The hum of the servers in the Santa Clara data center is a constant thrum, a low-frequency pulse that underscores the silent, frantic race. Engineers, hunched over thermal tests, are racing against the clock. The latest generation of AI chips are power-hungry beasts, and the demand is only set to increase. Phil Flynn’s recent commentary on Fox Business echoes in the background: America’s energy strategy is now inextricably linked to its AI ambitions. It’s a game of power, literally.

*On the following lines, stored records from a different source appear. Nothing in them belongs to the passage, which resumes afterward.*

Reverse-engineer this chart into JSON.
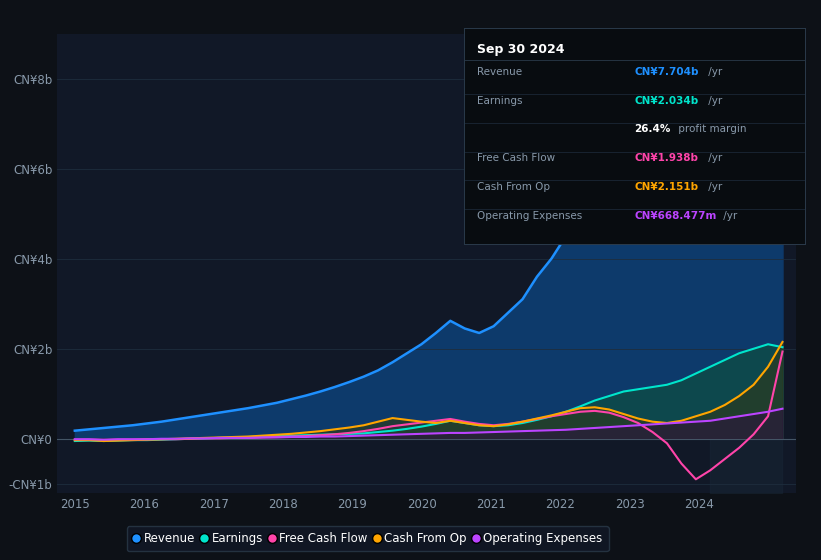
{
  "background_color": "#0d1117",
  "plot_bg_color": "#111827",
  "grid_color": "#1e2d3d",
  "ylim": [
    -1.2,
    9.0
  ],
  "xlim": [
    2014.75,
    2025.4
  ],
  "yticks": [
    -1,
    0,
    2,
    4,
    6,
    8
  ],
  "ytick_labels": [
    "-CN¥1b",
    "CN¥0",
    "CN¥2b",
    "CN¥4b",
    "CN¥6b",
    "CN¥8b"
  ],
  "xticks": [
    2015,
    2016,
    2017,
    2018,
    2019,
    2020,
    2021,
    2022,
    2023,
    2024
  ],
  "revenue_color": "#1e90ff",
  "earnings_color": "#00e5cc",
  "fcf_color": "#ff44aa",
  "cashfromop_color": "#ffa500",
  "opex_color": "#bb44ff",
  "title_box_bg": "#0a0a0a",
  "title_box_date": "Sep 30 2024",
  "info_rows": [
    {
      "label": "Revenue",
      "value": "CN¥7.704b",
      "unit": " /yr",
      "color": "#1e90ff"
    },
    {
      "label": "Earnings",
      "value": "CN¥2.034b",
      "unit": " /yr",
      "color": "#00e5cc"
    },
    {
      "label": "",
      "value": "26.4%",
      "unit": " profit margin",
      "color": "#ffffff"
    },
    {
      "label": "Free Cash Flow",
      "value": "CN¥1.938b",
      "unit": " /yr",
      "color": "#ff44aa"
    },
    {
      "label": "Cash From Op",
      "value": "CN¥2.151b",
      "unit": " /yr",
      "color": "#ffa500"
    },
    {
      "label": "Operating Expenses",
      "value": "CN¥668.477m",
      "unit": " /yr",
      "color": "#bb44ff"
    }
  ],
  "legend_items": [
    {
      "label": "Revenue",
      "color": "#1e90ff"
    },
    {
      "label": "Earnings",
      "color": "#00e5cc"
    },
    {
      "label": "Free Cash Flow",
      "color": "#ff44aa"
    },
    {
      "label": "Cash From Op",
      "color": "#ffa500"
    },
    {
      "label": "Operating Expenses",
      "color": "#bb44ff"
    }
  ],
  "revenue": [
    0.18,
    0.21,
    0.24,
    0.27,
    0.3,
    0.34,
    0.38,
    0.43,
    0.48,
    0.53,
    0.58,
    0.63,
    0.68,
    0.74,
    0.8,
    0.88,
    0.96,
    1.05,
    1.15,
    1.26,
    1.38,
    1.52,
    1.7,
    1.9,
    2.1,
    2.35,
    2.62,
    2.45,
    2.35,
    2.5,
    2.8,
    3.1,
    3.6,
    4.0,
    4.5,
    4.9,
    5.3,
    5.5,
    5.6,
    5.5,
    5.6,
    5.8,
    6.0,
    6.2,
    6.4,
    6.6,
    6.9,
    7.2,
    7.5,
    7.704
  ],
  "earnings": [
    -0.05,
    -0.04,
    -0.05,
    -0.04,
    -0.03,
    -0.03,
    -0.02,
    -0.01,
    0.0,
    0.01,
    0.02,
    0.03,
    0.04,
    0.05,
    0.06,
    0.07,
    0.08,
    0.09,
    0.1,
    0.11,
    0.12,
    0.15,
    0.18,
    0.22,
    0.27,
    0.33,
    0.4,
    0.35,
    0.3,
    0.28,
    0.3,
    0.35,
    0.42,
    0.5,
    0.6,
    0.72,
    0.85,
    0.95,
    1.05,
    1.1,
    1.15,
    1.2,
    1.3,
    1.45,
    1.6,
    1.75,
    1.9,
    2.0,
    2.1,
    2.034
  ],
  "fcf": [
    -0.02,
    -0.02,
    -0.03,
    -0.02,
    -0.02,
    -0.01,
    -0.01,
    -0.01,
    0.0,
    0.01,
    0.01,
    0.02,
    0.02,
    0.03,
    0.04,
    0.05,
    0.06,
    0.08,
    0.1,
    0.13,
    0.17,
    0.22,
    0.28,
    0.32,
    0.36,
    0.4,
    0.44,
    0.38,
    0.33,
    0.3,
    0.33,
    0.38,
    0.44,
    0.5,
    0.55,
    0.6,
    0.62,
    0.58,
    0.48,
    0.35,
    0.15,
    -0.1,
    -0.55,
    -0.9,
    -0.7,
    -0.45,
    -0.2,
    0.1,
    0.5,
    1.938
  ],
  "cashfromop": [
    -0.03,
    -0.03,
    -0.05,
    -0.04,
    -0.03,
    -0.02,
    -0.01,
    0.0,
    0.01,
    0.02,
    0.03,
    0.04,
    0.05,
    0.07,
    0.09,
    0.11,
    0.14,
    0.17,
    0.21,
    0.25,
    0.3,
    0.38,
    0.46,
    0.42,
    0.38,
    0.35,
    0.4,
    0.35,
    0.3,
    0.28,
    0.32,
    0.38,
    0.45,
    0.52,
    0.6,
    0.68,
    0.7,
    0.65,
    0.55,
    0.45,
    0.38,
    0.35,
    0.4,
    0.5,
    0.6,
    0.75,
    0.95,
    1.2,
    1.6,
    2.151
  ],
  "opex": [
    -0.01,
    -0.01,
    -0.02,
    -0.01,
    -0.01,
    -0.01,
    0.0,
    0.0,
    0.01,
    0.01,
    0.02,
    0.02,
    0.02,
    0.03,
    0.03,
    0.04,
    0.04,
    0.05,
    0.05,
    0.06,
    0.07,
    0.08,
    0.09,
    0.1,
    0.11,
    0.12,
    0.13,
    0.13,
    0.14,
    0.15,
    0.16,
    0.17,
    0.18,
    0.19,
    0.2,
    0.22,
    0.24,
    0.26,
    0.28,
    0.3,
    0.32,
    0.34,
    0.36,
    0.38,
    0.4,
    0.45,
    0.5,
    0.55,
    0.6,
    0.668
  ]
}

The core issue? Training large language models (LLMs) and running inference at scale demands massive energy. Consider the NVIDIA H100, the current workhorse. Each chip consumes roughly 700 watts. Now multiply that by the thousands of GPUs needed for cutting-edge AI deployments, and the electricity bill skyrockets, as does the need for reliable, abundant power. The stakes? Potentially trillions of dollars in economic value.
“The U.S. needs to aggressively pursue energy dominance,” says Dr. Emily Carter, Dean of the School of Engineering and Applied Science at Princeton University, “or risk falling behind in the AI arms race. It’s not just about more power; it’s about the resilience of the grid, the stability of supply, and the strategic advantage that provides.”
The numbers tell the story. According to a recent report from the International Energy Agency, global electricity demand from data centers could double by 2026. This surge is fueled by AI, which demands both more raw computing power and more efficient cooling systems. That means more data centers, more chips, and even more power.
The implications reach far beyond Silicon Valley. Consider the manufacturing constraints. The most advanced chips are made by TSMC in Taiwan. Export controls, like those imposed by the U.S. government on China’s access to advanced semiconductors, are one thing. But the physical limits of fabrication capacity are another. SMIC, China’s leading chipmaker, is years behind TSMC in terms of process technology. Even if the U.S. could secure enough chips, there are supply chain bottlenecks everywhere. The U.S. needs to secure its own supply chains. This is the reality.
The conversation shifts to the policy implications. The CHIPS and Science Act, for example, is designed to boost domestic semiconductor manufacturing. But building new fabs takes time, and the energy needs of these facilities are immense. Powering these facilities will require massive investments in energy infrastructure, from renewable sources to nuclear plants. It is a massive undertaking.
The strategic advantage that energy dominance provides is clear. It’s not just about having enough power; it’s about controlling the narrative and the future. Those who can generate and distribute power efficiently and reliably will be the ones who control the future of AI. Or maybe that’s how the supply shock reads from here.
The race for AI dominance is a race for energy dominance. It’s that simple. And the winner will likely rewrite the rules of wealth creation, just as Flynn suggests.